The intervention involved NLP-based models for triage-related tasks, specifically urgency prioritization, referral classification, and justification review. These models were compared against human triage as the comparator. The primary outcome focused on accuracy compared to manual workflows. Secondary outcomes included dataset preprocessing and augmentation, triage model performance, feasibility, and clinical applicability.
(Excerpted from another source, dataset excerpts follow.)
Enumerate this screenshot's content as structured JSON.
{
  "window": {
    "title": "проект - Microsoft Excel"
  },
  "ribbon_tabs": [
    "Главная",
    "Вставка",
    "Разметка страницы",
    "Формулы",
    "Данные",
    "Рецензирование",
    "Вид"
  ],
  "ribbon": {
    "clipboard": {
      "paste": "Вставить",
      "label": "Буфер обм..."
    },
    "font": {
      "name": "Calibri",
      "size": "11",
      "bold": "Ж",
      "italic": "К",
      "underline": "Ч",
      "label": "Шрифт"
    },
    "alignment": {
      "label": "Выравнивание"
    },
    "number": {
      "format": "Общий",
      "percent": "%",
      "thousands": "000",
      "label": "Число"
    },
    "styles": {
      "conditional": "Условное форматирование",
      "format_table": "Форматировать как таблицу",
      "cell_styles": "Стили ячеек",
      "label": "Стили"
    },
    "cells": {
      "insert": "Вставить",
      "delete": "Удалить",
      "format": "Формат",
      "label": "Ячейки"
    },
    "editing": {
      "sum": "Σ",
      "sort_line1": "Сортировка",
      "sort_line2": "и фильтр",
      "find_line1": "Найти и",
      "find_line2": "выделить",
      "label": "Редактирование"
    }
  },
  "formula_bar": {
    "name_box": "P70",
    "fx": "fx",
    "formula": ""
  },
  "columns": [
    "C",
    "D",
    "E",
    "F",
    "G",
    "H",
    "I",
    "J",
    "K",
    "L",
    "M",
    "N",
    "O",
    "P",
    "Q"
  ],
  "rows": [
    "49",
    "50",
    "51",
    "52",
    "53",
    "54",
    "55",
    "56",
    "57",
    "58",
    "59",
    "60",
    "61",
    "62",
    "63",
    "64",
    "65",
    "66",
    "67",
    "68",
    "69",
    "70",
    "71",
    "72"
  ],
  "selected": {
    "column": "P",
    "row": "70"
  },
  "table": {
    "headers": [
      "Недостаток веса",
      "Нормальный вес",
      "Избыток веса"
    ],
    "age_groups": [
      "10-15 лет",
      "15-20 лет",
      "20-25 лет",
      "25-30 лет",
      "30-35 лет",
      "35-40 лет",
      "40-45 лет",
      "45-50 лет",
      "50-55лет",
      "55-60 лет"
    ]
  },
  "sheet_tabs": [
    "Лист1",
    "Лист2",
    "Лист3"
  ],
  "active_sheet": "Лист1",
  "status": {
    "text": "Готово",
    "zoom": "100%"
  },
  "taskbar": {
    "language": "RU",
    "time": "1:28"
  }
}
Regarding main results, 7 studies reported high levels of accuracy. The evidence does not provide specific effect sizes, absolute numbers, p-values, or confidence intervals for these accuracy metrics. The input data indicates that outcome measures varied across studies, which complicates direct comparison. The review notes a need for standardized reporting and prospective validation to confirm these findings.
Safety data were not reported in the available evidence. Adverse events, serious adverse events, discontinuations, and tolerability were all listed as not reported. Consequently, the safety profile of these NLP-based models remains undefined in this synthesis. The limitations highlight the heterogeneity of outcome measures and the lack of prospective validation.
Practice relevance suggests NLP shows promise in augmenting human triage of outpatient referrals to specialty care. However, clinicians should interpret these findings cautiously due to the observational nature of the included studies and the lack of safety data. Further research is required before widespread implementation can be recommended based on this evidence alone.